There is no more efficient way (although you should be using ArrayList 
instead of Vector).  This is a standard pattern for dealing with the 
same issue in the Java collection classes, and is used in the 
implementation for AbstractBaseGraph.removeVertex too.

If you want, log an enhancement request for convenience methods to be 
added to the Graphs utility class (removeEdgesOf, removeOutgoingEdgesOf, 
and removeIncomingEdgesOf).  If you were searching for them, others 
probably are too.

JVS

Re: [jgrapht-users] Bug in removeAllEdges?

[Trevor H. <tr...@vo...>]

On Nov 26, 2006, at 6:47 AM, John V. Sichi wrote:

> This one is easy to fix; we can just apply  
> Collections.unmodifiableSet to the computed Set returned from  
> edgesOf.  Then you'll get the UnsupportedOperationException in all  
> cases (at the price of one extra object allocation, and possible  
> breakage for existing apps).

Thanks; consistency is important.

> (although you should be using ArrayList instead of Vector).

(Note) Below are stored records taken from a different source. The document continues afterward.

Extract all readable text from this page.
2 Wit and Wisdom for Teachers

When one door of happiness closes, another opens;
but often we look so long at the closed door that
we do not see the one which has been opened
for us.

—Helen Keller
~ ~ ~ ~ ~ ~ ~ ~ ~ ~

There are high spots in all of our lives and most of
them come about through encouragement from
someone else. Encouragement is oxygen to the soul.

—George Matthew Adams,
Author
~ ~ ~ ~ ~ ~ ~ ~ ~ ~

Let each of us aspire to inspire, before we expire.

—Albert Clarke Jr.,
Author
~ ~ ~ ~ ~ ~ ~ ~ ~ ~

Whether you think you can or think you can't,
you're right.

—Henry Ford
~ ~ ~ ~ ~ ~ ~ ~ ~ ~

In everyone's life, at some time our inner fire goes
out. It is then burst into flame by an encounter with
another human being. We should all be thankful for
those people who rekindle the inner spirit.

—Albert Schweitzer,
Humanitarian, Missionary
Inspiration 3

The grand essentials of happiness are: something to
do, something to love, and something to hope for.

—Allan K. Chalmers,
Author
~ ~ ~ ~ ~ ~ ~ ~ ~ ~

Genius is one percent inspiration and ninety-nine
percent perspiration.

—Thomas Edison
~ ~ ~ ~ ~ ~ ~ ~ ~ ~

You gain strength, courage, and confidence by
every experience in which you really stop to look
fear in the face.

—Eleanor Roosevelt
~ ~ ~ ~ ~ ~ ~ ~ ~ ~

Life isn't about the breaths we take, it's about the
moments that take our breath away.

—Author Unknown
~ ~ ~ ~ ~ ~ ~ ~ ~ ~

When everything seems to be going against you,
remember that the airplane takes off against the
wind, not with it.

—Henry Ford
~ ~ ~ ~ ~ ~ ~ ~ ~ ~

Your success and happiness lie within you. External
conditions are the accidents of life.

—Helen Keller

Good point; I've changed it in my code.

> If you want, log an enhancement request for convenience methods to  
> be added to the Graphs utility class (removeEdgesOf,  
> removeOutgoingEdgesOf, and removeIncomingEdgesOf).  If you were  
> searching for them, others probably are too.

That's okay. The ArrayList idiom works well enough for now.

Trevor